TV series based on geo-politics are usually for people who don’t know the difference between Shia and Sunni and don’t have the inclination to know it either. A prime example is the American series Homeland, which is good, simple-minded fun with wham-bang action, and whose protagonist suffers from a superiority complex, something US citizenship bestows automatically, I guess.

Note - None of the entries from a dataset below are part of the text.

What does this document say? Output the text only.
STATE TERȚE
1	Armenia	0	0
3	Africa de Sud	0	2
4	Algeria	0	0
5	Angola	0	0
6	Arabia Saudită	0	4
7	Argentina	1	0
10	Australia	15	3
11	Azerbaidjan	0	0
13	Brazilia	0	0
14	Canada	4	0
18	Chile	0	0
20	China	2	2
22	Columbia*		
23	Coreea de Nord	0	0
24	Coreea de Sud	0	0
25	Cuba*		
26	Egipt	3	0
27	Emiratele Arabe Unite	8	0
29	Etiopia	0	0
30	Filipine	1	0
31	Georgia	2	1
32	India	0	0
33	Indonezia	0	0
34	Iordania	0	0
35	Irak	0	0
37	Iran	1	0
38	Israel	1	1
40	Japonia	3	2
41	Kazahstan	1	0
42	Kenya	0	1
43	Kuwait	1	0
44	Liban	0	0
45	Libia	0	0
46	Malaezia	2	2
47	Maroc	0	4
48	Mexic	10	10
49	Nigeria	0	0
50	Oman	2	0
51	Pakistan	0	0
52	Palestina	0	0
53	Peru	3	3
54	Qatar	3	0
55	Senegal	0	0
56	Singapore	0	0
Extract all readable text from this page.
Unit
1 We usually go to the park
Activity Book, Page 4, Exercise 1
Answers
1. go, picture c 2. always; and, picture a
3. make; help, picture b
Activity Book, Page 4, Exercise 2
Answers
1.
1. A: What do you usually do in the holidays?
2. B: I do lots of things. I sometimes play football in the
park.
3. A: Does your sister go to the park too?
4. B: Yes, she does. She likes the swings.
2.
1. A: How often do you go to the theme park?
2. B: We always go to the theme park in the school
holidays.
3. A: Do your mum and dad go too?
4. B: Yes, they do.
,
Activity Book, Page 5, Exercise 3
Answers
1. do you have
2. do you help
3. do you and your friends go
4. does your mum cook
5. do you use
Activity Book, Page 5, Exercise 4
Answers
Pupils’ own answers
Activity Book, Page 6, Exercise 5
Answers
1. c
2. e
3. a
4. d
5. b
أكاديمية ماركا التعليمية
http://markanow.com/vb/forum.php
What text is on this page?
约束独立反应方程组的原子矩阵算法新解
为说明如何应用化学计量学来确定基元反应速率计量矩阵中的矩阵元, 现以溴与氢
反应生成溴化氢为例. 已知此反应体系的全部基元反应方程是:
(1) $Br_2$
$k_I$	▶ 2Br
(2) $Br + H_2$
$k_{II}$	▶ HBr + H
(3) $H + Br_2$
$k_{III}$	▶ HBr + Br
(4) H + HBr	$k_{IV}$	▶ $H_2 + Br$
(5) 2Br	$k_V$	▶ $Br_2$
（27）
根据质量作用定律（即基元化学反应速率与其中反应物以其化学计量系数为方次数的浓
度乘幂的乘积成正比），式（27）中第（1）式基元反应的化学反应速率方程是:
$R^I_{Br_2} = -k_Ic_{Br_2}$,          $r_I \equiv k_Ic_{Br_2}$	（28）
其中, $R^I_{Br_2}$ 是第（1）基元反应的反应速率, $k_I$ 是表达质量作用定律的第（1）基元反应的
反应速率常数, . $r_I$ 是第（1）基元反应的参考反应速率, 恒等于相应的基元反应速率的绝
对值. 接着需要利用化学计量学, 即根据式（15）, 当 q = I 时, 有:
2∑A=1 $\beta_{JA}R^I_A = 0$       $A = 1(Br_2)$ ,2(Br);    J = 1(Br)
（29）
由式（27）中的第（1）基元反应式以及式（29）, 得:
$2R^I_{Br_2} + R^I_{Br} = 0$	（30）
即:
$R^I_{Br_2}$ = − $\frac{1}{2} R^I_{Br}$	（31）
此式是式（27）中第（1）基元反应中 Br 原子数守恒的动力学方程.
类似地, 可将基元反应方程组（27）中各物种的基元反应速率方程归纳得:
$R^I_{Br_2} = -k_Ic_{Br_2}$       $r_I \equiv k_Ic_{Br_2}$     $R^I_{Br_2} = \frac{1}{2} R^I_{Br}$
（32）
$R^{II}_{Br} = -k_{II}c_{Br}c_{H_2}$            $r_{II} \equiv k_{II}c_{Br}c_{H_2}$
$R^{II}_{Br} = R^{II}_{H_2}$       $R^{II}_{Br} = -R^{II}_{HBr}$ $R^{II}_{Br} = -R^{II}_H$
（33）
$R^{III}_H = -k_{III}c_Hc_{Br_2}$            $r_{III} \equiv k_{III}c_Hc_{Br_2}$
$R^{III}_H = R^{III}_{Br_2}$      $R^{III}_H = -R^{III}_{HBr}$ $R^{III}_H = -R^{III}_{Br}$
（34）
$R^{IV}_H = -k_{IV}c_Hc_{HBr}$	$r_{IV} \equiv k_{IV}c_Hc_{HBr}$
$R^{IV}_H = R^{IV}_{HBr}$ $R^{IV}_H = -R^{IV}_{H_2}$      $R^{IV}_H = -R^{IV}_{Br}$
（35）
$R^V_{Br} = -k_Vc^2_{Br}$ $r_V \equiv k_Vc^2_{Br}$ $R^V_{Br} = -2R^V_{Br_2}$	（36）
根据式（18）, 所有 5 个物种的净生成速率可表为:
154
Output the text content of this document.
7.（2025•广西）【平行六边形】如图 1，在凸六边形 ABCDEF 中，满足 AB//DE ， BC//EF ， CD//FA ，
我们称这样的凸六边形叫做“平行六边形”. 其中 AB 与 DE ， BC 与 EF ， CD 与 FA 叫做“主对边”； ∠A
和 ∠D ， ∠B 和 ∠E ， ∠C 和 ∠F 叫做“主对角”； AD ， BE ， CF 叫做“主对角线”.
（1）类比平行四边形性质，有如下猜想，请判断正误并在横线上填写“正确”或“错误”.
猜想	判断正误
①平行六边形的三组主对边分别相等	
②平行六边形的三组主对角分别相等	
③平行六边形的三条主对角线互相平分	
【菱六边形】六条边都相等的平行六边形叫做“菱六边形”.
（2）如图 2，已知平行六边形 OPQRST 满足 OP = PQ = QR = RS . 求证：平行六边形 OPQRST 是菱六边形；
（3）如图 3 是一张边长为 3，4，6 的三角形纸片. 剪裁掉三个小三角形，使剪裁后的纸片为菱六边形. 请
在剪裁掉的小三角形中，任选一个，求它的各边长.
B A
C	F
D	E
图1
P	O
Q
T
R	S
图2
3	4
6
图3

However, a couple of international series that I devoured recently show that apart from showing action with style and brio, there can be decent dialogue around it. Eric Rochant’s French TV series The Bureau is more of a talk fest than a framework for mindless action crisscrossing whole Europe and Arab nations. Imagine a modern-day John le Carré novel set in Paris written by someone who knows his Samuel Huntington from his Ben Taub and you have this riveting series. Set in the DGSE, the country’s external intelligence agency, the series has Mathieu Kassovitz as its most accomplished mole whose mission in Syria gets precarious for the agency on multiple levels. The most beautiful thing about this irresistible series set during the Hollande regime is that it will appeal to those who pore over the reportage from places of iniquity in The New Yorker, Der Spiegel, the New York Review of Books and other such esteemed publications.
Nothing in The Bureau seems straight out of the Kathryn Bigelow playbook and nuances are given the respect they deserve. Compared to this Rembrandt-esque work, Zero Dark Thirty comes across as a Damien Hirst monstrosity. Even the torture scenes are more Cold War than Abu Ghraib. Why does there have to be waterboarding when truth can be extracted by getting the person drunk on a full bottle of the finest whisky? There’s also deadpan humour, which makes the series doubly delicious.
“Al Qaeda spend more time on Koran and less time on Twitter, unlike ISIS,” says an Al Qaeda sympathiser. All the operatives have their code names from Tintin.
Of course, unlike The Bureau, historical inaccuracies abound in Fauda (chaos in Arabic). In the second season, it gets a little more far-fetched with ISIS raising its dreaded hood even in Ramallah and Nablus. The show is also very biased in its myopic view of Palestine while completely ignoring the ham-fisted way the Israeli state treats the Arabs. Anyone who takes even a cursory look at news knows that Israel doesn’t hold any punches when dealing with protesting Palestinians.
But Fauda’s writers are busy painting them as evil and their sympathy lies with the IDF snipers. The series is gorgeously mounted and rompingly performed, but what could have been a topical, intelligent drama becomes dazed and confusing.